初回面談時に詳しく初診から現在に至るまでの経緯を伺ったところ、初診の病院から現在の病院に転院していらっしゃり、転院されたのがちょうど認定日(初診から1年6か月)の頃だったと思う、とのお話でした。

通常、障害認定日から3か月以内に受診をしていて、初診の病院で障害認定日の診断書が作成できる場合は、それを作成すれば初診日証明の作成は不要となります。

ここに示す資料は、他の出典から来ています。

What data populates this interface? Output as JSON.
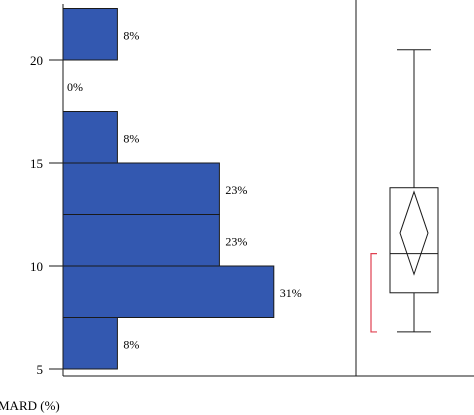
{
  "chart_data": {
    "type": "bar",
    "orientation": "horizontal",
    "ylabel": "MARD (%)",
    "ylim": [
      5,
      22.7
    ],
    "yticks": [
      5,
      10,
      15,
      20
    ],
    "bins": [
      {
        "from": 5,
        "to": 7.5,
        "percent": 8,
        "label": "8%"
      },
      {
        "from": 7.5,
        "to": 10,
        "percent": 31,
        "label": "31%"
      },
      {
        "from": 10,
        "to": 12.5,
        "percent": 23,
        "label": "23%"
      },
      {
        "from": 12.5,
        "to": 15,
        "percent": 23,
        "label": "23%"
      },
      {
        "from": 15,
        "to": 17.5,
        "percent": 8,
        "label": "8%"
      },
      {
        "from": 17.5,
        "to": 20,
        "percent": 0,
        "label": "0%"
      },
      {
        "from": 20,
        "to": 22.5,
        "percent": 8,
        "label": "8%"
      }
    ],
    "boxplot": {
      "whisker_low": 6.8,
      "q1": 8.7,
      "median": 10.6,
      "q3": 13.8,
      "whisker_high": 20.5,
      "mean_diamond": {
        "low": 9.6,
        "center": 11.6,
        "high": 13.6
      },
      "bracket": {
        "low": 6.8,
        "high": 10.6,
        "color": "#e04050"
      }
    },
    "colors": {
      "bar_fill": "#3358b0",
      "bar_stroke": "#1a1a1a",
      "axis": "#1a1a1a"
    }
  }
}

そのため、ご依頼者が障害認定日の頃に通院をしていたかを弊センターから病院に問い合わせたところ、認定日前に転院していたとの回答をいただきました。最終的に、こちらの病院では障害認定日時点では受診をしておらず診断書の作成は出来ない為、通常通り受診状況等証明書を作成していただきました。

2-2 診断書作成のサポート

今回のご依頼者は、初診の病院を転院してからは現在の病院に定期的に通われていらっしゃいました。そのため、現在通院している病院で認定日の診断書が作成できるか問い合わせをしました。病院からの回答は、正式に障害年金の診断書作成依頼があってから調べますとの内容であったため、障害認定日の頃の症状と現在の症状について2枚の参照資料を作成しました。

また、可能であれば障害認定日の診断書の作成を頂きたいことを書面にし、診断書作成依頼の際にご本人から主治医に渡していただきました。

結果として、障害認定日のすぐ後から通院を開始していたため、障害認定日の診断書も作成いただけました。

2-3 申立書の作成

注意欠陥多動障害(ADHD)で申立書の作成を行う場合、たとえ初診日が20歳を過ぎてからであっても、申立書は出生時から書く必要があります。幼少期のことについては、初回の面談談時にあまり詳しく伺っていなかったので、その当時のことは電話で追加のヒアリングを行い作成していきました。

 

3.審査結果

通常、障害年金の申請書類提出から3か月程度結果が出るまで時間がかかりますが、今回のケースでは2か月弱程で支給決定の結果が届きました。内容につても障害認定日分から厚生年金3級が認められたため、約2年間の過去分も遡及して受給することが出来ました。